Для бракосочетания короля во вновь воздвигаемом замке в Компендии была специально воздвигнута новая двухсветная капелла, с высокими сводами, с полукруглыми окнами, в которых всех удивляла новинка — разноцветные стекла. В Испанию посылались особые гонцы закупать аравийские курения и ароматы. Ожидался съезд гостей невероятной пышности.
Эда насторожило, что канцлер Фульк, несмотря на свой только что полученный архиепископский ранг, отклонил приглашение венчать короля. Сослался на неожиданную болезнь своего воспитанника, простоватого Карла, и уехал с ним в Реймс. Ну что ж, меч Робертинов достаточно могуч, чтобы рассечь все хитросплетения «мышиного щелкопера»!
Невеста была в ткани столь воздушной, что официальные летописцы уверяли — ангелы накануне свадьбы выткали ей фату из облаков и доставили прямо в светлицу. Придворные дамы блистали таким количеством алмазов, что, если бы это увидели алчные даны, они бы забыли о своем страхе перед Эдом и в экстазе кинулись бы на франкские мечи.
Звучал орган, и это тоже было диковинкой. Первый в стране франков орган построили Людовику Благочестивому греческие мастера лет шестьдесят назад, но он давно пришел в негодность, и о нем успели забыть. А тут этакое музыкальное чудовище, исторгающее звуки Левиафана, а в них землетрясение, буря, благочестивый гимн, плач младенца и все, что угодно изумленной душе.

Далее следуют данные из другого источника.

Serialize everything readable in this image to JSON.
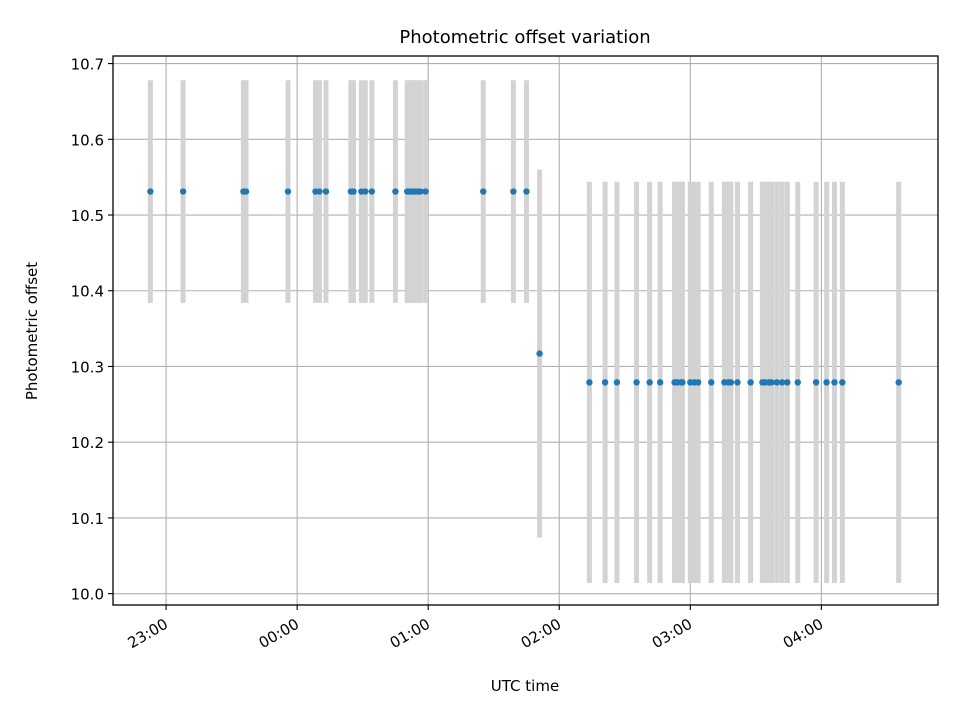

Герцоги завистничали: «Все-то у этого Эда самое изысканное!» Король слушал орган благочестиво, хотя и находил его утомительным. «Фортунат, что ли, говорил, — проносились мысли, — что многотрубный орган подобен душе с ее множеством страстей? Если так, то в моем органе страсть войны должна играть на самой вопящей из труб». Он улыбался краешком губ, а сам зорко следил за порядком разворачивающейся церемонии.